Ook dat is een soort vrijheid, want degene, die zich aan de
onverantwoordelijkheid heeft overgegeven door de verantwoordelijkheid op een
ander (Ander) af te wentelen, voelt zich, zolang de suggestie duurt, vrij van
zorg; men moge hem dan al verbieden zijn mond anders dan op commando's te openen
en zijn pen anders dan na instructie van de propaganda-minister te bewegen, hij
voelt zich vrij van de angst, die door het feit des bestaans op hem drukt. De
man, die in een fanfarecorps oempa blaast, is ook niet vrij om de noten te
blazen die hij wil; maar hij voelt zich niettemin, en met | |
| |
grote
hartstochtelijkheid, gedurende het blazen vrij door de gezamenlijkheid der
blazers en het slaafs gehoorzamen aan de dirigent met zijn magische stafje; zijn
verantwoordelijkheid beperkt zich tot een miniem deel van het geheel, voor dat
geheel is hij verder niet verantwoordelijk. Ziedaar een
vrijheidsconceptie, waarvoor de liberaal van de negentiende eeuw geen oog had;
voor hem viel het begrip, of liever het woord ‘vrijheid’ samen met een reactie
van verdrukten tegen despoten en met een door geen graanwetten of invoerrechten
bekommerde handel. De liberale vrijheid (haar verantwoordelijkheid incluis) was
synoniem met de opkomst van de burger en de burgerlijke trots; zij is maar één
van de vele mogelijke vrijheidsconcepties, en haar verschijningsvorm is
volstrekt niet eeuwig. Zo sloot het burgerlijk vrijheidsbegrip allerminst uit,
dat bepaalde bevolkingsgroepen in een toestand van (liberaal gesproken)

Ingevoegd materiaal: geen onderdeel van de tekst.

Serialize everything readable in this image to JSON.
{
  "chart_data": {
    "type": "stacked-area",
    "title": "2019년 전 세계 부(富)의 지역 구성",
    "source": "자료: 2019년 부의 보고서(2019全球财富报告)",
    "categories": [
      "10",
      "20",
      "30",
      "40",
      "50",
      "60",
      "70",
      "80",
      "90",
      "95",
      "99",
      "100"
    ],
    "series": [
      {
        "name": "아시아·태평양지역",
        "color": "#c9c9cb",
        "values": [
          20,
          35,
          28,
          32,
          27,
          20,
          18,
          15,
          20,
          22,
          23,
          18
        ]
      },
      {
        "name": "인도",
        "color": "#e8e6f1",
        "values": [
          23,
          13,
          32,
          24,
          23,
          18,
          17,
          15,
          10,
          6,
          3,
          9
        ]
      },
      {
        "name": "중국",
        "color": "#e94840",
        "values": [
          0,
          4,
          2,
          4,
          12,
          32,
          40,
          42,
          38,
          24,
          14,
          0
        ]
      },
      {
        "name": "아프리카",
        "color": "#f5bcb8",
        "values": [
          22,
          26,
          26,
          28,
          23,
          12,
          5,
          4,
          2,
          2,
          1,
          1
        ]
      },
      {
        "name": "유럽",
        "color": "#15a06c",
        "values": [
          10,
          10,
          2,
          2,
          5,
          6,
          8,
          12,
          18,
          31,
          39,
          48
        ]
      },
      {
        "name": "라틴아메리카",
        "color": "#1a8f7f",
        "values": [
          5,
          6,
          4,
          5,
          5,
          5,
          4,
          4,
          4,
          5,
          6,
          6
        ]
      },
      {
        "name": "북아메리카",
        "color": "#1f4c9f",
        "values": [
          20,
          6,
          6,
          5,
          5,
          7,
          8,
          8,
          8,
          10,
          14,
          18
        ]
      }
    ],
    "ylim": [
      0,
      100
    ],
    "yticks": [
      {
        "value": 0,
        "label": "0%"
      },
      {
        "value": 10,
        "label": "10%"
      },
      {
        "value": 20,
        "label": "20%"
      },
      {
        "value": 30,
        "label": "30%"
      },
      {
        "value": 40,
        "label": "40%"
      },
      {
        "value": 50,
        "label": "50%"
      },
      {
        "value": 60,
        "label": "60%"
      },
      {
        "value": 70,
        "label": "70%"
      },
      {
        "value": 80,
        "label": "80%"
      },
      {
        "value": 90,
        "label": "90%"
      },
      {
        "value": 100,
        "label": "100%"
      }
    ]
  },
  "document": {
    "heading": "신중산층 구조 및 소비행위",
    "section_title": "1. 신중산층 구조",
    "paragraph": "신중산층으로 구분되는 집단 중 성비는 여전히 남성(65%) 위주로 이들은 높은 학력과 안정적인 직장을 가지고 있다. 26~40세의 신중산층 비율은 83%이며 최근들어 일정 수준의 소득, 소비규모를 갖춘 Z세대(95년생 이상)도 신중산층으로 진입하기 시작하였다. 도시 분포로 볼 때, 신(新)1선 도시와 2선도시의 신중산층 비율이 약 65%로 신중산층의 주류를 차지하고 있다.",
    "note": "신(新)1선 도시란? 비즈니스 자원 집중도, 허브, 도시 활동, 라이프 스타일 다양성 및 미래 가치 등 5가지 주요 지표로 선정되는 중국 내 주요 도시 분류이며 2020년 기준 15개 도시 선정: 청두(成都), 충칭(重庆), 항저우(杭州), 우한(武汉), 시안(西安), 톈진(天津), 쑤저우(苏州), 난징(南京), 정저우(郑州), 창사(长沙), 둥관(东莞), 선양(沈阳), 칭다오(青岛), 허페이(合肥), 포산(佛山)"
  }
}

onvrijheid werden gehouden; het was dus veeleer een proef op de som, dat de
burgerij het tegen feodale voorrechten van adel en geestelijkheid had gewonnen,
dan een absolute maatstaf, krachtens welke men eens en voorgoed kon vaststellen
wat een ‘vrij man’ precies was.
Het vrijheidsbegrip van het middeleeuwse Christendom heeft dan ook een totaal
andere nuance dan het liberale vrijheidsbegrip. Bij Augustinus, de grondlegger
van de christelijke maatschappij-orde, betekent het woord ‘libertas’ (‘de
vrijheid eens Christenmensen’) n.l. noch verantwoordelijkheid noch
onverantwoordelijkheid, maar beide tegelijk. Het drukt immers
de verhouding uit van de gelovige tot God; de gelovige is ‘vrij’, zolang hij God
‘gehoorzaamt’ (men vergelijke het beeld van het fanfarecorps), en hij heeft dus
zijn ondergeschikte verantwoordelijkheid, juist door het overdragen van de opperste verantwoordelijkheid aan de Ander. In de Staat Gods
zijn alleen diegenen vrij, die de hoogste onvrijheid accepteren; een vrijheid,
zoals de liberaal van de negentiende eeuw die als ideaal stelde, zou voor de
middeleeuwse Christen slechts een vorm van ketterij zijn geweest, omdat de
functie der gehoorzaamheid er in ontbreekt. Maar evenzeer zou hij als ketterij
beschouwd hebben de onvrijheid der totalitaire staten, aangezien hier de
gehoorzaamheid zich | |
| |
niet richt tot God, maar tot een (van
Christelijk standpunt bezien) volkomen willekeurige mens.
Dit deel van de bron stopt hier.